All Sorts of “Empty” Strings

Let’s start by leaving out lines that have no content at all. There’s a special constant for the empty string; we saw it earlier: String.Empty. Let’s see what happens if we use the code in Example 10-75, which writes the line to the console only if it is not equal to String.Empty.

Example 10-75. Detecting empty strings

foreach (string line in strings)
{
    if (line != String.Empty)
    {
        output.AppendLine(line);
    }
    else
    {
        System.Diagnostics.Debug.WriteLine("Found a blank line");
    }
}

You might be wondering exactly how string comparisons are performed. Some languages base string comparison on object identity so that "Abc" is not equal to a different string object that also contains "Abc". (That may seem weird, but in one sense it’s consistent: comparing reference types always means asking “do these two variables refer to the same thing?”) But in C#, when you have distinct string objects, it performs a “character-like” comparison between strings, so any two strings containing the same sequence of characters are equal. This is different from how most reference types work, but by treating strings as a special case, the result is closer to what most people would expect. (Or at least to what most people who hadn’t already become accustomed to the oddities of another language might expect.)

Warning

Because not all languages use by-value string comparison, the .NET Framework supports the by-identity style too. Consequently, you get by-value comparison only if the C# compiler knows it’s dealing with strings. If you store two strings in variables of type object, the C# compiler loses track of the fact that they are strings, so if you compare these variables with the == operator, it doesn’t know it should provide the string-specific by-value comparison, and will instead do the default by-identity comparison you get for most reference types.

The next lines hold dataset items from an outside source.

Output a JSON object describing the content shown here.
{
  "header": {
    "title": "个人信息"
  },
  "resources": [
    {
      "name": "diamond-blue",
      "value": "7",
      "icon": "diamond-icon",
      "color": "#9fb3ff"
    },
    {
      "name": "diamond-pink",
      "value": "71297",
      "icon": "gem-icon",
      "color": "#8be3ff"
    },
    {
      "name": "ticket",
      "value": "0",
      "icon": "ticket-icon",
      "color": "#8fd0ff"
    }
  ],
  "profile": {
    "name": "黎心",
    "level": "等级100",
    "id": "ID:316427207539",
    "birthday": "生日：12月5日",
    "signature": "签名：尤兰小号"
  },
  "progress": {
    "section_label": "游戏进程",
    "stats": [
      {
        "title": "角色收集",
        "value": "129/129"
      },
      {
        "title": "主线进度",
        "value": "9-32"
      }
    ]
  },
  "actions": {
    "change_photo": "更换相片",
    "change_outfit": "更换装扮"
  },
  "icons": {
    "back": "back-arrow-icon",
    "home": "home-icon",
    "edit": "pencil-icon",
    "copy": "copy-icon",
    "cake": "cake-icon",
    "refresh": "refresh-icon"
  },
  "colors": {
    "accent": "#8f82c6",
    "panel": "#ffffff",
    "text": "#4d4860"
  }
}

For the sake of working out what is going on, we’re also writing a message to the debug output each time we find a blank line.

If we build and run, the output to the console looks like this:

   To be, or not to be--that is the question:
Whether 'tis nobelr in the mind to suffer,
        The slings and arrows of outrageous fortune ,
        Or to take arms against a sea of troubles,
And by opposing end them.

The debug output indicates that the code found and removed eight blank lines. (If you can’t see the Output panel in Visual Studio, you can show it with the ViewOutput menu item. Ensure that the “Show output from” drop down has Debug selected.) But apparently it missed some, judging by the output.

So which are the eight “blank” lines—that is, the lines that are the equivalent of String.Empty? If you single-step through the debugger, you’ll see that they are the ones that look like "" and String.Empty.

The ones that contain just whitespace account for some of the remaining blanks in the output. While visibly blank, these are clearly not “empty”—they contain whitespace characters. We’ll deal with that in a minute. The other line that looks “empty” but isn’t is the null string.

As we said earlier, strings are reference types. There is, therefore, a considerable difference between a null reference to a string, and an empty string, as far as the .NET runtime is concerned. However, a lot of applications don’t care about this distinction, so it can sometimes be useful to treat a null string in much the same way as an empty string. The String class offers a static method that lets us test for nullness-or-emptiness with a single call, which Example 10-76 uses.

Example 10-76. Testing for either blank or null

foreach (string line in strings)
{
    if (!String.IsNullOrEmpty(line))
    {
        output.AppendLine(line);
    }
    else
    {
        System.Diagnostics.Debug.WriteLine("Found a blank line");
    }
}

Notice we have to use the ! operator, as the static method returns true if the string is null or empty. Our output is now stripped of “blank” lines except the one that contains just whitespace. If you check the debug output panel, you’ll see that nine lines have been ignored:

   
   To be, or not to be--that is the question:
Whether 'tis nobelr in the mind to suffer,
        The slings and arrows of outrageous fortune ,
        Or to take arms against a sea of troubles,
And by opposing end them.

So, what can we do about that remaining blank line at the start? We can deal with this by stripping out spurious whitespace, and then looking to see whether anything is left. Not only will this fix our blank-line problem, but it will also remove any whitespace that the user has left at the start and end of the line.